Desiree Grace had been serving as chief of the criminal division and worked as a federal prosecutor since 2016—deep within the same justice bureaucracy that Trump has repeatedly vowed to clean up. And while she may have worn the title of “first assistant,” her swift elevation by the judiciary—right before the Senate could act on Habba’s formal nomination—raises questions few in the mainstream media are willing to ask.
Deputy Attorney General Todd Blanche was blunt in his assessment: “The district judges in New Jersey had proved this was never about law, but about politics.” He continued, “They forced out President Trump’s pick, @UsAttyHabba, then installed her deputy, colluding with the NJ Senators along the way. It won’t work.” Blanche confirmed that Grace had been “removed, effective immediately.”
That’s a move grounded in constitutional authority. Under Article II, the President—not a clique of unelected judges or partisan Senators—holds the power to direct the executive branch. And while Bondi and the DOJ leadership are making clear they won’t tolerate these judicial power plays, the timing of this maneuver reveals something deeper: a resistance within the system to conservative, tough-on-crime reformers.
Recall: President Trump named Habba to the New Jersey post in March after reassigning John Giordano, who was nominated to serve as U.S. ambassador to Namibia. Habba, born to an Iraqi family, quickly made waves for prioritizing law enforcement and restoring basic order. Just weeks ago, Trump nominated her for a full four-year term.

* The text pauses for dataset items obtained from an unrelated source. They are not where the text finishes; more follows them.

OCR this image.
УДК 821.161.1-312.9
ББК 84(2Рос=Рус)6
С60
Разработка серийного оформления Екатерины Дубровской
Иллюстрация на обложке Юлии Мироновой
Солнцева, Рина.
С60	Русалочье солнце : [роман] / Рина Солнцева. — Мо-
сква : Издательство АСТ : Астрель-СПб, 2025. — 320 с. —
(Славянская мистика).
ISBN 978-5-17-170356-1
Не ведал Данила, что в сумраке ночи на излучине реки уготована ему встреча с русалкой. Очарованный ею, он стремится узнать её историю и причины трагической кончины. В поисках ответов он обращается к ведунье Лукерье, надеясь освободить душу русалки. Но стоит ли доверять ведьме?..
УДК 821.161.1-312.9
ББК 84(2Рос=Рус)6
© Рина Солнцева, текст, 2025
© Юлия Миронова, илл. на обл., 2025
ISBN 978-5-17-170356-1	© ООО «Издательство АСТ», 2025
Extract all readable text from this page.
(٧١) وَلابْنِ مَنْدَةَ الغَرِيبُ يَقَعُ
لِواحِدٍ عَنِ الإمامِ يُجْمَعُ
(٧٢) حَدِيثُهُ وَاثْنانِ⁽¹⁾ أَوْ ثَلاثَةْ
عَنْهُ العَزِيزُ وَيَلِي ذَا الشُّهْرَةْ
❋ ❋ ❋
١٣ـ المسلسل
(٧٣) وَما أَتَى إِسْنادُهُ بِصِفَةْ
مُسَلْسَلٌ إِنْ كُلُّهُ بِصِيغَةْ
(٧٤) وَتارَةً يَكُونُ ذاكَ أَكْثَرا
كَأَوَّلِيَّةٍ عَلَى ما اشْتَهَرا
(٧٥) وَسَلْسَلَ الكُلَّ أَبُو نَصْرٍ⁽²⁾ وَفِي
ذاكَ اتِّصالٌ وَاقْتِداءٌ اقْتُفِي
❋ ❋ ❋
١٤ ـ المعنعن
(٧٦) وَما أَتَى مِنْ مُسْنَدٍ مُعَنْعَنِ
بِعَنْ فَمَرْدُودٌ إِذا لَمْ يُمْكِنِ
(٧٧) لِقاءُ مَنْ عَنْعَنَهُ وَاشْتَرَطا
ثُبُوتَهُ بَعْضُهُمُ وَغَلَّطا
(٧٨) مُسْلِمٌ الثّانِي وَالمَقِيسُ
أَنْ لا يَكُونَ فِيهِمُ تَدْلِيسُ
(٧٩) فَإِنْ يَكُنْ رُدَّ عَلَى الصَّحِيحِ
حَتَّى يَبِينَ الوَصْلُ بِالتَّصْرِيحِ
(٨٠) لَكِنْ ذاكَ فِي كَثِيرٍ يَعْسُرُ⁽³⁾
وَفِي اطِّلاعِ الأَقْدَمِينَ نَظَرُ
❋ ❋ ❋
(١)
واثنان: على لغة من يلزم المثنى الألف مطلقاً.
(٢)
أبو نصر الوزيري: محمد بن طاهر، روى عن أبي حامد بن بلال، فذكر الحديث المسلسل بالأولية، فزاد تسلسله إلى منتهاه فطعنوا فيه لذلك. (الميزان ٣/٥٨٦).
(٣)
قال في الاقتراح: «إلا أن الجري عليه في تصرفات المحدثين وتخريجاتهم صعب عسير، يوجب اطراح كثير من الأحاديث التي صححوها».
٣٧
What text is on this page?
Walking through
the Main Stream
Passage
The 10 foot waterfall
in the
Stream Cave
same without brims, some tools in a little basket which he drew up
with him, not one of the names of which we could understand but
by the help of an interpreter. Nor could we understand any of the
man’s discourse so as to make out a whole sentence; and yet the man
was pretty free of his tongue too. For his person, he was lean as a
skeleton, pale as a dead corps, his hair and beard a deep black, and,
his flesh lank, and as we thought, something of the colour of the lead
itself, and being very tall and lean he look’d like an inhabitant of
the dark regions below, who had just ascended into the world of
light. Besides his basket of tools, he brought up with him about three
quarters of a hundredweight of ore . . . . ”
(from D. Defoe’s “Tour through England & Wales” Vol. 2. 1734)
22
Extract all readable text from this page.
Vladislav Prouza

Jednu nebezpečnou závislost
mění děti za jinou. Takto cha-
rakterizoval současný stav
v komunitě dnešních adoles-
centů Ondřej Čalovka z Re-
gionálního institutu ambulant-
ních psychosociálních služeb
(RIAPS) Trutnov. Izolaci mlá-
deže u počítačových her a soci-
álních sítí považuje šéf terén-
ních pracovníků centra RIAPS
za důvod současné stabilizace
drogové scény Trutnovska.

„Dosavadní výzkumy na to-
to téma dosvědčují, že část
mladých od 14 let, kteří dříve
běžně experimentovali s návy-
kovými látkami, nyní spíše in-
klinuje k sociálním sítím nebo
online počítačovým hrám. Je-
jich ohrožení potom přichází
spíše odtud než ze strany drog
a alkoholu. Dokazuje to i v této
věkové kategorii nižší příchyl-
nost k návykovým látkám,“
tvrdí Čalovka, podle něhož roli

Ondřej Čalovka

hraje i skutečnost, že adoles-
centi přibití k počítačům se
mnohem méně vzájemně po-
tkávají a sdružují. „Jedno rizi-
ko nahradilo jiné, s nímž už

Yet even before her nomination could reach the Senate floor, Democrat Senators Cory Booker and Andy Kim made it clear they would not support her. Unsurprisingly, the Senate—dragging its heels as usual—still hasn’t acted on her confirmation. That left the door open for the judiciary to step in.
And step in they did.
This isn’t just about New Jersey. It’s a warning to every conservative reformer who dares challenge the D.C. swamp from within: the system protects its own. Whether it’s unelected judges or Senate gatekeepers, the message is clear—any Trump-aligned appointee pushing for accountability and real results will be met with resistance at every turn.
But there’s another message being sent—loud and clear—from Bondi, Blanche, and the Trump DOJ: we’re not backing down. The President’s authority matters. Law and order matters. And political games won’t stand in the way of restoring justice where it’s long been absent.